Volviendo a la pregunta anterior, más allá de que esta definición parezca clara, el problema comienza con su interpretación y con su puesta en práctica en diversos espacios, cosa que tampoco se desprende de las ambigüedades de la definición en sí misma. ¿Qué entendemos por “integral”? ¿Cómo planteamos la “injerencia” en los distintos ámbitos de la realidad social? ¿Qué comprendemos por “empoderar”, por “vida plena”, por “misión”? Por supuesto que éstas son preguntas necesarias en cualquier nivel y para toda definición paradigmática. Pero en este caso, a mi parecer, la idea de MI intenta exponerse de una manera demasiado clara, cuando en realidad no lo es.

En una obra ya citada, Padilla define la integralidad de la persona como la inseparabilidad y la unidad del cuerpo, el alma y el espíritu, cuyo marco es, a su vez, su intrínseca sociabilidad consigo misma, con el prójimo y con Dios. A partir de aquí se comprende “misión” de la siguiente manera:

Hablar de ‘misión integral’, por lo tanto, es hablar de la misión orientada a la reconstrucción de la persona en todo aspecto de su vida, tanto en lo espiritual como en lo material, tanto en lo físico como en lo psíquico, tanto en lo personal como en lo social, tanto en lo privado como en lo público… Desde este ángulo, hablar de ‘misión integral’ es hablar de la misión orientada a formar personas solidarias, que no viven para sí sino para los demás.[9]

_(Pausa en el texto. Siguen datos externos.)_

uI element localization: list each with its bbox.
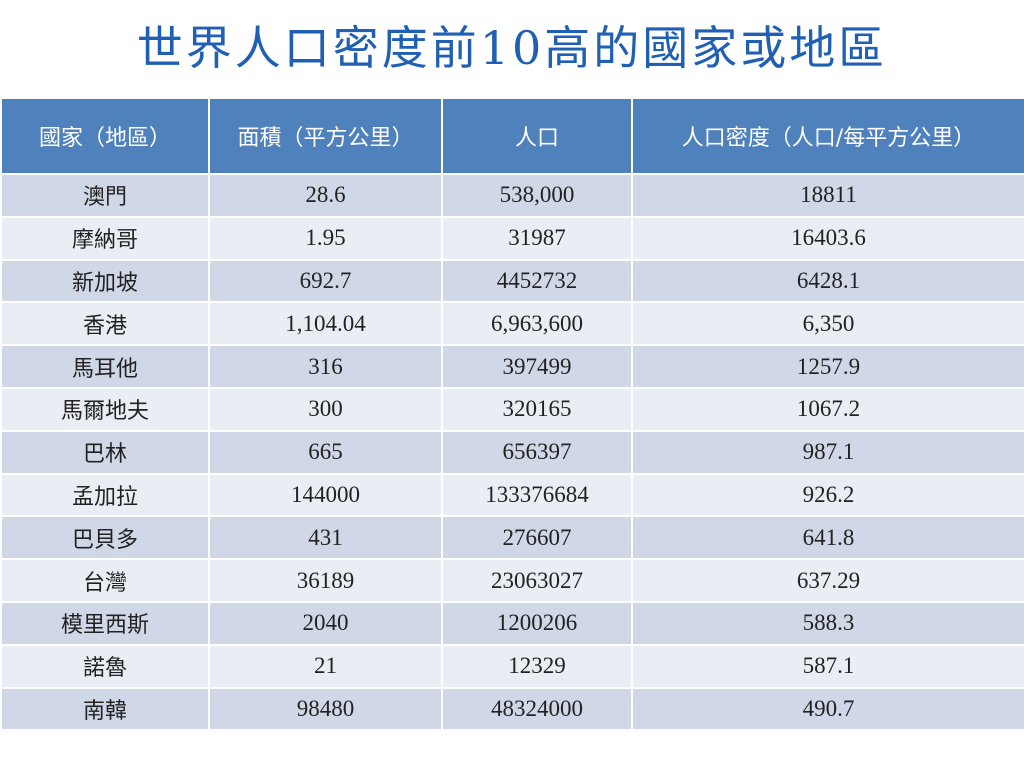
cell-density: 16403.6 (631, 215, 1024, 261)
cell-area: 665 (208, 429, 443, 475)
cell-population: 276607 (441, 515, 633, 561)
cell-country: 馬耳他 (0, 344, 210, 389)
cell-density: 490.7 (631, 686, 1024, 732)
table-row: 澳門 28.6 538,000 18811 (0, 173, 1024, 218)
cell-area: 36189 (208, 558, 443, 603)
cell-area: 300 (208, 386, 443, 432)
table-row: 馬耳他 316 397499 1257.9 (0, 344, 1024, 389)
header-country: 國家（地區） (0, 97, 210, 175)
cell-density: 1067.2 (631, 386, 1024, 432)
cell-population: 6,963,600 (441, 301, 633, 347)
cell-country: 台灣 (0, 558, 210, 603)
table-row: 諾魯 21 12329 587.1 (0, 643, 1024, 689)
table-row: 模里西斯 2040 1200206 588.3 (0, 600, 1024, 646)
table-row: 摩納哥 1.95 31987 16403.6 (0, 215, 1024, 261)
population-density-table: 國家（地區） 面積（平方公里） 人口 人口密度（人口/每平方公里） 澳門 28.6… (0, 97, 1024, 732)
table-row: 孟加拉 144000 133376684 926.2 (0, 472, 1024, 518)
table-row: 馬爾地夫 300 320165 1067.2 (0, 386, 1024, 432)
cell-country: 孟加拉 (0, 472, 210, 518)
page-title: 世界人口密度前10高的國家或地區 (136, 21, 888, 75)
cell-density: 588.3 (631, 600, 1024, 646)
table-row: 南韓 98480 48324000 490.7 (0, 686, 1024, 732)
cell-density: 18811 (631, 173, 1024, 218)
cell-population: 12329 (441, 643, 633, 689)
cell-area: 144000 (208, 472, 443, 518)
cell-density: 926.2 (631, 472, 1024, 518)
cell-area: 692.7 (208, 258, 443, 304)
cell-density: 987.1 (631, 429, 1024, 475)
cell-area: 316 (208, 344, 443, 389)
cell-population: 4452732 (441, 258, 633, 304)
table-row: 台灣 36189 23063027 637.29 (0, 558, 1024, 603)
cell-area: 2040 (208, 600, 443, 646)
cell-country: 諾魯 (0, 643, 210, 689)
table-body: 澳門 28.6 538,000 18811 摩納哥 1.95 31987 16403.6 新加坡… (0, 173, 1024, 732)
header-density: 人口密度（人口/每平方公里） (631, 97, 1024, 175)
cell-area: 1,104.04 (208, 301, 443, 347)
cell-country: 摩納哥 (0, 215, 210, 261)
cell-density: 641.8 (631, 515, 1024, 561)
cell-country: 巴林 (0, 429, 210, 475)
cell-country: 南韓 (0, 686, 210, 732)
cell-population: 1200206 (441, 600, 633, 646)
cell-population: 133376684 (441, 472, 633, 518)
table-row: 新加坡 692.7 4452732 6428.1 (0, 258, 1024, 304)
header-area: 面積（平方公里） (208, 97, 443, 175)
cell-area: 1.95 (208, 215, 443, 261)
cell-country: 巴貝多 (0, 515, 210, 561)
cell-country: 香港 (0, 301, 210, 347)
table-row: 香港 1,104.04 6,963,600 6,350 (0, 301, 1024, 347)
cell-density: 1257.9 (631, 344, 1024, 389)
cell-density: 587.1 (631, 643, 1024, 689)
cell-area: 28.6 (208, 173, 443, 218)
cell-population: 23063027 (441, 558, 633, 603)
table-row: 巴貝多 431 276607 641.8 (0, 515, 1024, 561)
cell-density: 6428.1 (631, 258, 1024, 304)
cell-density: 6,350 (631, 301, 1024, 347)
cell-population: 397499 (441, 344, 633, 389)
cell-area: 431 (208, 515, 443, 561)
table-header: 國家（地區） 面積（平方公里） 人口 人口密度（人口/每平方公里） (0, 97, 1024, 175)
cell-population: 48324000 (441, 686, 633, 732)
table-row: 巴林 665 656397 987.1 (0, 429, 1024, 475)
cell-area: 98480 (208, 686, 443, 732)
cell-country: 模里西斯 (0, 600, 210, 646)
cell-population: 31987 (441, 215, 633, 261)
cell-population: 538,000 (441, 173, 633, 218)
cell-population: 320165 (441, 386, 633, 432)
cell-density: 637.29 (631, 558, 1024, 603)
cell-population: 656397 (441, 429, 633, 475)
cell-country: 澳門 (0, 173, 210, 218)
cell-country: 新加坡 (0, 258, 210, 304)
header-population: 人口 (441, 97, 633, 175)
cell-area: 21 (208, 643, 443, 689)
cell-country: 馬爾地夫 (0, 386, 210, 432)
header-row: 國家（地區） 面積（平方公里） 人口 人口密度（人口/每平方公里） (0, 97, 1024, 175)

Más allá de las críticas y los análisis que podamos hacer a estas definiciones, la realidad es que hoy día esta comprensión de la misión se muestra de maneras muchas veces antagónicas desde prácticas que, supuestamente, se realizan bajo el marco de la “integralidad”. Al analizar distintos casos y experiencias eclesiales, encontraremos definiciones como llegar a la “integralidad” de los “pueblos”, lo “integral” sólo como proyectos de trabajo comunitario, como “el aspecto social” de la evangelización, como incursionar en la política partidaria y “alcanzar” a las cúpulas gubernamentales o como aquella “estrategia” para, finalmente, “alcanzar” a las personas. Todo esto se realiza bajo el paraguas de la “misión integral” y desde las propuestas de los autores ya mencionados. El término “integral” es problemático en sí mismo ya que al intentar abarcar “todo” no toma opciones concretas. Y también habría que preguntarse qué es lo que entra en ese “todo”.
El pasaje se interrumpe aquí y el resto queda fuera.